The antidiabetic potential of extract and NPs were determined through monitoring their inhibitory potentials against two important carbohydrate metabolizing enzymes; alpha-amylase and alpha-glucosidase. The extract and NPs were tested for alpha-amylase inhibitory activity using the reported method with minimal modifications [55]. A reaction mixture containing 50 μL phosphate buffer (100 mM, pH = 6.8), 10 μL alpha–amylase (2 U/mL), and 20 μL extract and NPs (1000, 500, 250, 125 and 62.5 μg mL−1) was incubated at 37 °C for 20 min in a 96-well plate. Then, as a substrate, 20 μL of 1 percent soluble starch (100 mM phosphate buffer pH 6.8) was added and incubated for another 30 min at 37 °C; 100 μL of dinitro salicylic acid coloring reagent was added and boiled for 10 min. Using a multiplate reader, the absorbance of the resultant combination was measured at 540 nm (Multiska thermo scientific, version 1.00.40, Thermo Fisher Scientific, Waltham, MA, USA). Acarbose was employed as a standard at varied concentrations (1000–62.5 μg/mL). The substance that was not tested (extract and fractions) was set up in parallel as a control, and each experiment was done in triplicates. The results were calculated using the formula, which were expressed as a percentage inhibition.

$$\mathrm{Inhibition}\left(\%\right)=\left(1-\frac{As}{Ac}\right)\times 100$$

(2)

where, As is the absorbance in the presence of test substance and Ac is the absorbance of control.
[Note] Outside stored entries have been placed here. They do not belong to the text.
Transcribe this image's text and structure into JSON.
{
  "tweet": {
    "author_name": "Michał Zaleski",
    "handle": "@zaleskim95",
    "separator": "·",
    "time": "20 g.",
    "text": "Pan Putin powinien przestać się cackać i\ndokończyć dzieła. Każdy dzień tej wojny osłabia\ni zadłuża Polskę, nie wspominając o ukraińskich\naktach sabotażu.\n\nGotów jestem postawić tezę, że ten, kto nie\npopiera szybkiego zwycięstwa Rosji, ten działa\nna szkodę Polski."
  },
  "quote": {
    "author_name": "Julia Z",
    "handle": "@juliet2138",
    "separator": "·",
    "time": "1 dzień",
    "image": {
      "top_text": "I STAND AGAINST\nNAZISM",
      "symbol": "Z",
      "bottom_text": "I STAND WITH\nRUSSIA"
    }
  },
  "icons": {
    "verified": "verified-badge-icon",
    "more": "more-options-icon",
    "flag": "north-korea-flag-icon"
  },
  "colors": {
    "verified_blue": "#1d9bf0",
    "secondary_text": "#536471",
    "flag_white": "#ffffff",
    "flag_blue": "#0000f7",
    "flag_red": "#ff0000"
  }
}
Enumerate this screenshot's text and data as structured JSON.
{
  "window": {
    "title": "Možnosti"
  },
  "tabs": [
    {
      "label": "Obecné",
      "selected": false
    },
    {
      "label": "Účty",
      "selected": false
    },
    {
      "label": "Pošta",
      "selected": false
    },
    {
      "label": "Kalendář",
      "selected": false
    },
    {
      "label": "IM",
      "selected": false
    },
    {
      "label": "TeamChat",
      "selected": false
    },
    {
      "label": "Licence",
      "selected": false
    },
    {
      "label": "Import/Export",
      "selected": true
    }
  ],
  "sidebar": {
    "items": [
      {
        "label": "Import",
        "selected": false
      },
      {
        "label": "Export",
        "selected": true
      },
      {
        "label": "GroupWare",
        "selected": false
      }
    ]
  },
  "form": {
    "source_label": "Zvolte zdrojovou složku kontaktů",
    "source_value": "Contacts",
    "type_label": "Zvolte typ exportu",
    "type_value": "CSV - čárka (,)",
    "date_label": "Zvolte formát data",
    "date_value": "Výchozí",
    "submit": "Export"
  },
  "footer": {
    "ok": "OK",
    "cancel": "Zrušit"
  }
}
The inhibitory activity of alpha-glucosidase by extract and NPs were determined using the reported method with slight modifications [55]. A reaction mixture containing 50 μL phosphate buffer (100 mM, pH = 6.8), 10 μL alpha-glucosidase (1 U/mL), and 20 μL of different concentrations of extract and NPs (1000, 500, 250, 125, and 62.5 μg/mL) were incubated at 37 °C for 15 min in a 96-well plate. Then, as a substrate, 20 μL 4-Nitrophenyl-β-D-glucopyranoside (5 mM) was added to each sample and incubated for another 20 min at 37 °C. The process was stopped by the addition of 50 μL of Na2 CO3 (0.1 M). Using a multiplate reader, the absorbance of the emitted p-nitrophenol was measured at 405 nm. As a control, acarbose was used at varying concentrations (1000–62.5 μg mL⁻¹). A control experiment with no test drug was set up in parallel, and each experiment was carried out in triplicate. The percent inhibitions were calculated using Equation (2). The experiments were performed in triplicate and average values were reported.

4. Conclusions

Indigofera linifolia leaf crude methanolic extract was used as a raw material in the preparation of nanoparticles in this study. The crude extract of the leaf extract was encapsulated in three different polymers, viz., chitosan, locust bean gum, and polyethylene glycol to improve their biological potency and efficacy. The leaf extract-loaded polymer, i.e., Ext+Ch, Ext+LBG, and Ext+PEG, were converted into NPs following standard procedures. The crude extract and the prepared NPs were then assessed for their potential biological activities such as antibacterial, antioxidant, and antidiabetic. The highest antibacterial activity was observed for Ext+PEG NPs, whereas a higher antioxidant activity was recorded for Ext+LBG NPs assessed through the DPPH assay. The antidiabetic activity was determined against α-glucosidase and α-amylase. Ext+LGB inhibited both enzymes’ activity with IC₅₀ values of 83 and 78 µg/mL, respectively, which was the most potent among the tested samples. The performed biological activities of the formulations were compared with that of extract and in each case, the formulations produced pronounced effects rather than the extract. The prepared NPs may thus be used or considered to be used as a remedy of microbial infections, oxidative stress, and diabetes mellites complications. The findings of this study in terms of observed biological activities in the prepared formulations could be looked at in the perspective of new drug discovery.